Ask when salary increases are decided
Sometimes salary increases may be considered around the time of performance reviews, but some companies may have a dedicated time-frame for salary increases. To ensure you don't miss the allotted time, ask your boss when they review salaries for increases. This way, you will be able to approach your employer at the right time to ask for a raise.
To know when to ask for a raise, you need to keep in mind the amount of time you've been at your job. Some suggest not to ask for a raise more than once a year, however in some cases, you may be eligible for a pay increase after six months. Remember you want to be performing well, be punctual, and be a dedicated employee. Having an excellent work ethic will give you the competitive edge you need to be qualified to increase your salary.
How to ask for a raise email example
You may find it less intimidating by putting your request in writing. An email or letter can be a way to initially ask to meet with your manager to discuss a pay increase. This can be where you make your case on why you are qualified for a raise. When writing your email or letter, be sure to make it professional with a proper greeting, a formal closing, and outlining your case in detail but not overwhelmingly long either.
Here's a letter/email example for your reference:
Subject: Meeting Request-Your Name
Dear (Insert Manager's Name),
I am thankful to be employed with ABC Inc. as the E-commerce Manager. Over the last three years, my responsibilities have increased, and I have taken the initiative with added duties to increase sales online with various platforms. Due to my high quality of work and dedication to the company, I would like to respectfully ask for a meeting to discuss my salary.

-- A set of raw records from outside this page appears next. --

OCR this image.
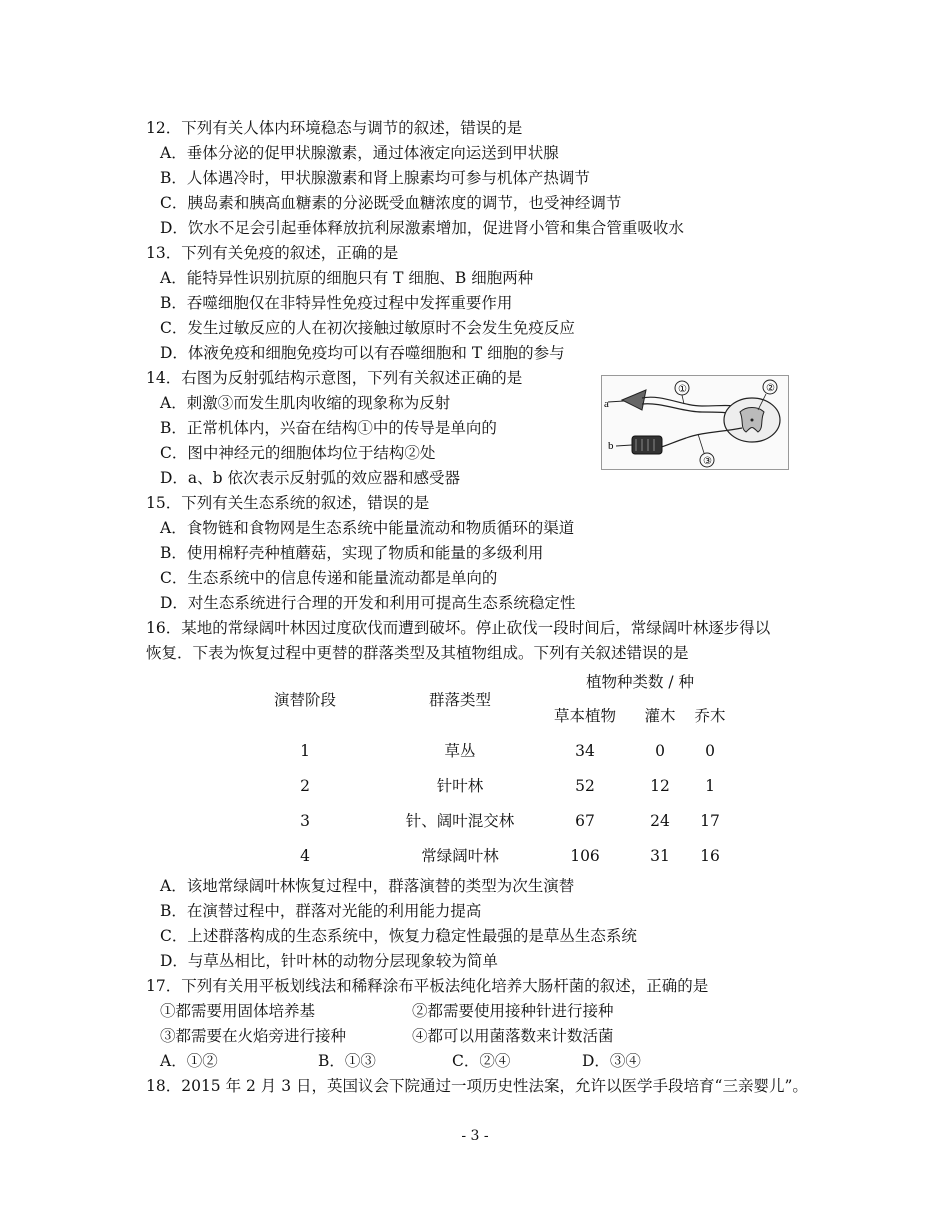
12．下列有关人体内环境稳态与调节的叙述，错误的是
A．垂体分泌的促甲状腺激素，通过体液定向运送到甲状腺
B．人体遇冷时，甲状腺激素和肾上腺素均可参与机体产热调节
C．胰岛素和胰高血糖素的分泌既受血糖浓度的调节，也受神经调节
D．饮水不足会引起垂体释放抗利尿激素增加，促进肾小管和集合管重吸收水
13．下列有关免疫的叙述，正确的是
A．能特异性识别抗原的细胞只有 T 细胞、B 细胞两种
B．吞噬细胞仅在非特异性免疫过程中发挥重要作用
C．发生过敏反应的人在初次接触过敏原时不会发生免疫反应
D．体液免疫和细胞免疫均可以有吞噬细胞和 T 细胞的参与
14．右图为反射弧结构示意图，下列有关叙述正确的是
A．刺激③而发生肌肉收缩的现象称为反射
B．正常机体内，兴奋在结构①中的传导是单向的
C．图中神经元的细胞体均位于结构②处
D．a、b 依次表示反射弧的效应器和感受器
a
①	②
b
③
15．下列有关生态系统的叙述，错误的是
A．食物链和食物网是生态系统中能量流动和物质循环的渠道
B．使用棉籽壳种植蘑菇，实现了物质和能量的多级利用
C．生态系统中的信息传递和能量流动都是单向的
D．对生态系统进行合理的开发和利用可提高生态系统稳定性
16．某地的常绿阔叶林因过度砍伐而遭到破坏。停止砍伐一段时间后，常绿阔叶林逐步得以
恢复．下表为恢复过程中更替的群落类型及其植物组成。下列有关叙述错误的是
演替阶段	群落类型
植物种类数 / 种
草本植物	灌木	乔木
1	草丛	34	0	0
2	针叶林	52	12	1
3	针、阔叶混交林	67	24	17
4	常绿阔叶林	106	31	16
A．该地常绿阔叶林恢复过程中，群落演替的类型为次生演替
B．在演替过程中，群落对光能的利用能力提高
C．上述群落构成的生态系统中，恢复力稳定性最强的是草丛生态系统
D．与草丛相比，针叶林的动物分层现象较为简单
17．下列有关用平板划线法和稀释涂布平板法纯化培养大肠杆菌的叙述，正确的是
①都需要用固体培养基	②都需要使用接种针进行接种
③都需要在火焰旁进行接种	④都可以用菌落数来计数活菌
A．①②	B．①③	C．②④	D．③④
18．2015 年 2 月 3 日，英国议会下院通过一项历史性法案，允许以医学手段培育“三亲婴儿”。
- 3 -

Since my last salary review, I have taken on additional responsibilities that have allowed me to become a further asset to the company. For example, I willingly managed all of the social media platforms and created advertisements to increase our customer base. Last year, I sold over $100,000 in products on our e-commerce platforms. I've had no absences in the last six months and have volunteered to cover shifts when we were short-staffed.
I believe my continued contributions and excellent work ethic qualifies me for an increase in salary. I would appreciate the opportunity to meet with you to discuss a pay raise.
Thank you for your time and consideration. I look forward to hearing from you.
First & Last Name
555 South Street
Harrisonburg, VA. 22802
Learning how to ask for a raise by email can help take the stress out of asking directly for a meeting. This can keep you focused on your case and prepare you for what to cover in your upcoming meeting.
Asking for a raise letter
You can also use this template when asking for a raise more formally by letter. Remember to keep it professional and detailed but brief enough to stay on point to request a meeting to review your salary. If you're searching for how to ask for a raise easily, asking for a meeting in writing can help you to display your case professionally without getting too nervous as you search for words.
Don’t let fear stop you from earning more
Fear is the number one reason why we don’t ask for raises or negotiate our offers, but what are we really afraid of? The worst thing that could possibly happen is that the request is rejected, and that’s it. Then you can make a decision to land a higher paying job if you choose too.
Improve your mindset and come up with a plan on how to make your request. Practice your spiel in front of the mirror, type it up and read it out loud and then ask yourself, “what’s the worst thing that could possibly happen?”. Understanding that your request for a raise is not a life or death matter will help you put things in perspective and put your fear back in its place.
Asking for a raise or negotiating a better compensation offer might seem difficult or intimidating, but it really isn't that hard. Remember, you’re simply asking for what you’re worth.